Le Yacht-Club de Monaco et le port de Marseille Fos s'allient pour verdir les super-yachts
Le 17 avril 2026, au Yacht-Club de Monaco, le port de Marseille Fos a officiellement signé un partenariat avec la Superyacht Eco Association (SEA Index). En intégrant ce réseau créé par le Yacht-Club de Monaco, le premier port méditerranéen français se dote d'un outil de mesure environnementale pour orienter l'accueil des super-yachts, avec un double objectif : réduire les émissions de CO₂ et améliorer la qualité de l'air.
Une signature symbolique pour une transition écologique
Christophe Castaner, président du Conseil de Surveillance du Port de Marseille Fos, et Bernard d'Alessandri, secrétaire général du Yacht-Club de Monaco et président du SEA Index, ont scellé cet accord. Ce partenariat renforce l'évolution d'un port historiquement pétrolier, qui aspire à devenir une référence méditerranéenne dans la transition écologique du yachting et au-delà.
Le SEA Index, lancé en 2020, attribue une note environnementale aux super-yachts de plus de 24 mètres, basée sur les grammes de CO₂ par tonne de jauge brute et par heure. Cet index gratuit et volontaire sert de thermomètre, non de contrainte, pour évaluer les performances écologiques.

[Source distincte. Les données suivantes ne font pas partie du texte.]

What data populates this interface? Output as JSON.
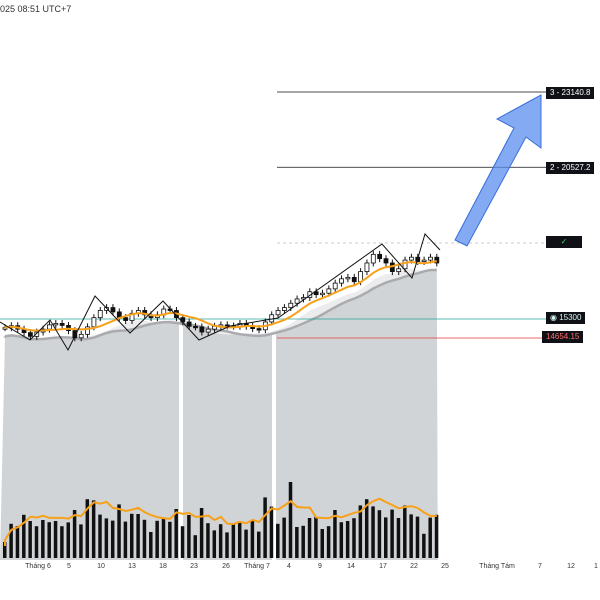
{
  "header": {
    "timestamp": "025 08:51 UTC+7"
  },
  "chart_data": {
    "type": "candlestick",
    "xlabel": "",
    "ylabel": "",
    "x_ticks": [
      "Tháng 6",
      "5",
      "10",
      "13",
      "18",
      "23",
      "26",
      "Tháng 7",
      "4",
      "9",
      "14",
      "17",
      "22",
      "25",
      "Tháng Tám",
      "7",
      "12",
      "1"
    ],
    "price_levels": [
      {
        "name": "target-3",
        "label": "3 - 23140.8",
        "value": 23140.8
      },
      {
        "name": "target-2",
        "label": "2 - 20527.2",
        "value": 20527.2
      },
      {
        "name": "target-1",
        "label": "✓",
        "value": 18200
      },
      {
        "name": "support",
        "label": "15300",
        "value": 15300
      },
      {
        "name": "stop",
        "label": "14654.15",
        "value": 14654.15
      }
    ],
    "closes": [
      14950,
      15020,
      14900,
      14780,
      14650,
      14800,
      14900,
      15050,
      15100,
      15030,
      14850,
      14600,
      14720,
      14980,
      15300,
      15550,
      15650,
      15500,
      15300,
      15200,
      15450,
      15550,
      15400,
      15300,
      15400,
      15600,
      15550,
      15300,
      15150,
      15000,
      14980,
      14800,
      14900,
      15000,
      15050,
      15010,
      15000,
      15100,
      15000,
      14920,
      14880,
      15150,
      15400,
      15550,
      15650,
      15800,
      15950,
      16000,
      16200,
      16100,
      16150,
      16300,
      16500,
      16650,
      16700,
      16550,
      16900,
      17200,
      17500,
      17350,
      17200,
      16900,
      17000,
      17300,
      17400,
      17250,
      17300,
      17400,
      17200
    ]
  },
  "icons": {
    "arrow": "target-arrow-icon",
    "check": "check-icon",
    "support": "circle-dot-icon"
  },
  "colors": {
    "ma": "#f7a11a",
    "arrow": "#5b8def",
    "support": "#26a69a",
    "stop": "#e53935",
    "shade": "#d1d4d7"
  }
}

Les défis environnementaux des super-yachts
Les données collectées sur plusieurs centaines de navires révèlent que la propulsion n'est pas le principal facteur d'émissions. En effet, ces bateaux naviguent en moyenne seulement 20 % de leur temps. Le reste du temps, à quai ou au mouillage, la facture environnementale s'alourdit considérablement.
Climatisation, jacuzzis, saunas, et consommation d'eau : la partie hôtelière du navire s'avère bien plus pénalisante que ses moteurs, a reconnu Bernard d'Alessandri. Cela souligne la nécessité de repenser non seulement la propulsion, mais aussi les usages à bord.
Un outil enrichi pour la qualité de l'air
La convention signée avec Marseille Fos s'appuie sur un SEA Index récemment amélioré. En mars 2026, en partenariat avec AtmoSud, l'observatoire de la qualité de l'air en Provence-Alpes-Côte d'Azur, une certification dédiée aux émissions d'oxydes d'azote (NOx) et de particules fines (PM2.5) a été lancée.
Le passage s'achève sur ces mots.